I am convinced that, with the right transport, amplification, speakers and
cabling, the sound of the MDA1000 will strike many listeners as second to
none. A case in point: I wish the Parasound JC-1 Halo monoblocks were still
around to pair with the MDA1000.
My extended review time with the Parasounds allowed for a group audition by
members of the Bay Area Audiophile Society. Some of those audiophiles found
the Parasounds too bright and in your face.
I think a lot of this criticism originated in a lack of system synergy,
rather than from weaknesses in the Parasounds themselves.

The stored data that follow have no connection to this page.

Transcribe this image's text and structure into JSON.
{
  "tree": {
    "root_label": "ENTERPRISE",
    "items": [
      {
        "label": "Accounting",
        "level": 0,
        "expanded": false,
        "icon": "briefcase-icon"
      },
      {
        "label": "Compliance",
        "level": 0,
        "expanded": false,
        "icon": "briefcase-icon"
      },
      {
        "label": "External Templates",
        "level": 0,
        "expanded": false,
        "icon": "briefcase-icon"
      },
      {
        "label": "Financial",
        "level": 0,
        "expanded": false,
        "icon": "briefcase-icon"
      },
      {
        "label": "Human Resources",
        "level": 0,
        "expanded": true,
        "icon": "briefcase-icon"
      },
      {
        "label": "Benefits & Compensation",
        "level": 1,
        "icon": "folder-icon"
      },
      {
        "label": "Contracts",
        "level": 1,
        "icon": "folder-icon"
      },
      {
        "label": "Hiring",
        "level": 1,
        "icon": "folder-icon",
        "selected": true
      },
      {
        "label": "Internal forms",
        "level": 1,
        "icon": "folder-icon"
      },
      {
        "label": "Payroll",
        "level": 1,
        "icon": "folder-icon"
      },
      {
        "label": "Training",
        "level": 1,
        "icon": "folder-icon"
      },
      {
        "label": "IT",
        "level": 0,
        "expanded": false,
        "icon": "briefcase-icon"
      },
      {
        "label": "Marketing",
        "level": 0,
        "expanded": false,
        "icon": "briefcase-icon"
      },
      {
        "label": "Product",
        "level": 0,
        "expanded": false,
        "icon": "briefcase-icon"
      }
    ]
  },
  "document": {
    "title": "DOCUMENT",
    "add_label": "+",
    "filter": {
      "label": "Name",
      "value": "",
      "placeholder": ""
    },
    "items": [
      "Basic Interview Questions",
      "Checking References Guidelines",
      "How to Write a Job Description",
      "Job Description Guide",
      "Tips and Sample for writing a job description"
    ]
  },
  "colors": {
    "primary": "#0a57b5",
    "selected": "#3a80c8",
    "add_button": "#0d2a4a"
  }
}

The Parasounds
were paired with the extremely open Theta Gen. VIII, the extremely open
Theta Carmen II, and extremely open Nordost Valhalla cabling. Had the
Parasounds been paired with the McIntosh MCD1000/MDA1000, or, better yet,
with my reference transport and the MDA1000, and/or if the cabling had been
the WireWorld Golden Reference previously reviewed for Secrets, I think BAAS
members would have appreciated the Parasounds even more. So, here again,
with equipment of this quality, you get down to system balance as the final
factor for delivering a close to perfect sound. Matching the MCD1000/MDA1000
pair with the appropriate other components could give you audio nirvana.

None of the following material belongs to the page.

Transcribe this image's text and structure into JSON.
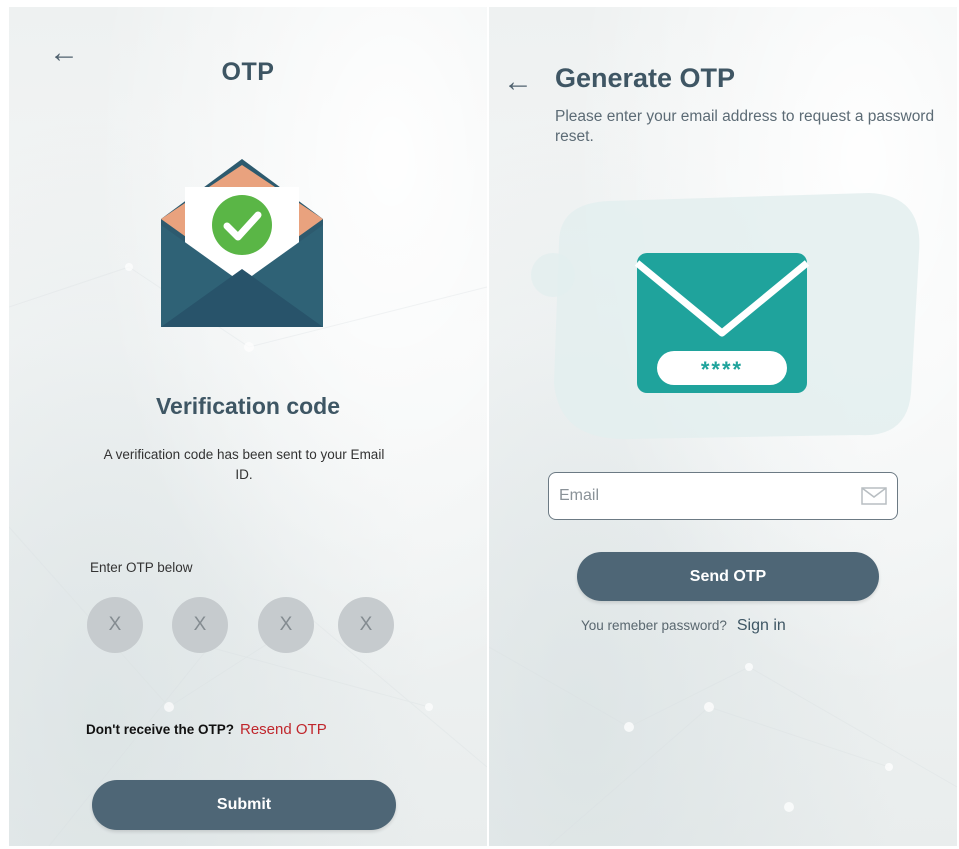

The McIntosh MCD1000/MDA1000 is the first CD system
sent my way for review that can hold its own next to my reference transport/DAC.

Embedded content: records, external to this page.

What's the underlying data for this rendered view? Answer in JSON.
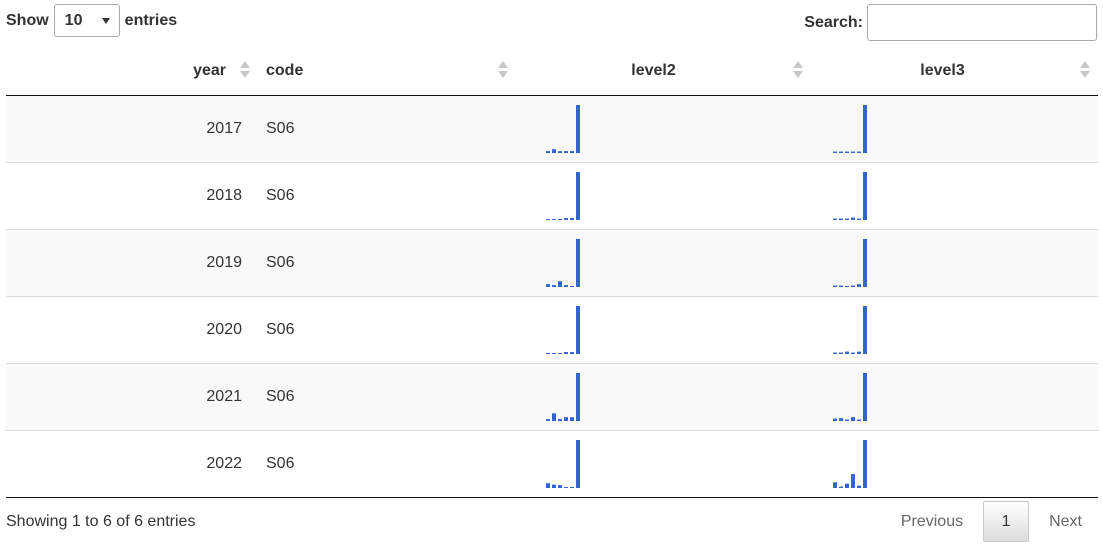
{
  "length": {
    "label_before": "Show",
    "value": "10",
    "label_after": "entries"
  },
  "search": {
    "label": "Search:",
    "value": ""
  },
  "columns": {
    "year": "year",
    "code": "code",
    "level2": "level2",
    "level3": "level3"
  },
  "colors": {
    "bar": "#3366cc"
  },
  "rows": [
    {
      "year": "2017",
      "code": "S06",
      "level2": [
        0.04,
        0.08,
        0.04,
        0.04,
        0.04,
        1.0
      ],
      "level3": [
        0.03,
        0.03,
        0.03,
        0.03,
        0.03,
        1.0
      ]
    },
    {
      "year": "2018",
      "code": "S06",
      "level2": [
        0.02,
        0.02,
        0.02,
        0.04,
        0.04,
        1.0
      ],
      "level3": [
        0.03,
        0.03,
        0.03,
        0.05,
        0.03,
        1.0
      ]
    },
    {
      "year": "2019",
      "code": "S06",
      "level2": [
        0.06,
        0.04,
        0.12,
        0.04,
        0.02,
        1.0
      ],
      "level3": [
        0.03,
        0.03,
        0.01,
        0.03,
        0.06,
        1.0
      ]
    },
    {
      "year": "2020",
      "code": "S06",
      "level2": [
        0.02,
        0.02,
        0.02,
        0.04,
        0.04,
        1.0
      ],
      "level3": [
        0.03,
        0.03,
        0.05,
        0.03,
        0.05,
        1.0
      ]
    },
    {
      "year": "2021",
      "code": "S06",
      "level2": [
        0.04,
        0.16,
        0.04,
        0.08,
        0.08,
        1.0
      ],
      "level3": [
        0.05,
        0.06,
        0.03,
        0.08,
        0.03,
        1.0
      ]
    },
    {
      "year": "2022",
      "code": "S06",
      "level2": [
        0.1,
        0.07,
        0.06,
        0.02,
        0.02,
        1.0
      ],
      "level3": [
        0.12,
        0.03,
        0.09,
        0.29,
        0.05,
        1.0
      ]
    }
  ],
  "info": "Showing 1 to 6 of 6 entries",
  "pagination": {
    "previous": "Previous",
    "current": "1",
    "next": "Next"
  }
}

The sound is certainly different, and with the right system synergy, you
will most likely love it.
The Mcintosh MCD1000/MDA1000 combo delivers some of the most satisfying two-channel digital sound I have yet heard in my reference system. It is also
distinctly handsome, offering a stunning sonic and visual match for McIntosh
amplification. Any criticism pales in light of its extreme musicality. If it is
within your budget, or if you simply want to hear equipment that delivers
state-of-the-art, two-channel digital sound, by all means audition the
MDA1000, with or without the MCD1000.
- Jason Victor
JASON VICTOR SERINUS REFERENCE SYSTEM
Digital Front End
Theta Gen VIII DAC/Preamp
Sony 707ES transport heavily modified by APL Hi-Fi
Jadis DA-7 Luxe with GE 5751 Jan and Jan Philips 5814A tubes
Talon Khorus X speakers MK. II (with 2005 upgrade and Bybee filters on
woofers and tweeters)
Rocket UFW-10 subwoofer
Nordost Valhalla single-ended and balanced interconnects
Nordost Valhalla balanced digital interconnects
Nordost Valhalla bi-wired speaker cable
Nordost Silver Shadow digital interconnect for DVD-V
Nordost Valhalla Power Cables
Elrod EPS-2 Signature
Also on hand and sometimes used:
Interconnects: WireWorld Gold Eclipse 5 and Gold Starlight 5 digital,
Harmonic Tech Magic One, Acoustic Zen Silver Reference II balanced, and
Nirvana BNC-terminated digital.
Power cables: Elrod EPS Signature 2 and 3 plus EPS 1, 2, and 3; WireWorld
Silver Electra 5, PS Audio X-treme Statement, Harmonic Tech, and AudioPrism
PS Audio P600 Power Plant power synthesizer with MultiWave II
ExactPower EP15A (for subwoofer)
PS Audio Ultimate Outlet; PS Audio Power Ports
Ganymede ball bearing supports under all components and speakers
Michael Green Deluxe Ultrarack, Basic Racks and Corner Tunes
Shakti stones on amp, Theta, and transport
Stillpoints ERS EMI/RFI sheets on most components
Bedini Dual Beam Ultraclarifier, Audioprism CD Stoplight,
Marigo Signature Mat for use atop CDs, Ayre demagnetizing CD and the
original Sheffield/XLO demagnetizing and break-in CD.
25.5' deep, 37' wide opposite the speakers, 21.5' wide in the listening
area. There is a large archway leading to the dining room next to the right
speaker. Ceilings are 9'2" high with heavy wooden cross-beams. Heavy
curtains cover windows behind the sound system. Floors are hardwood and
carpet, walls a combination of plaster and wood.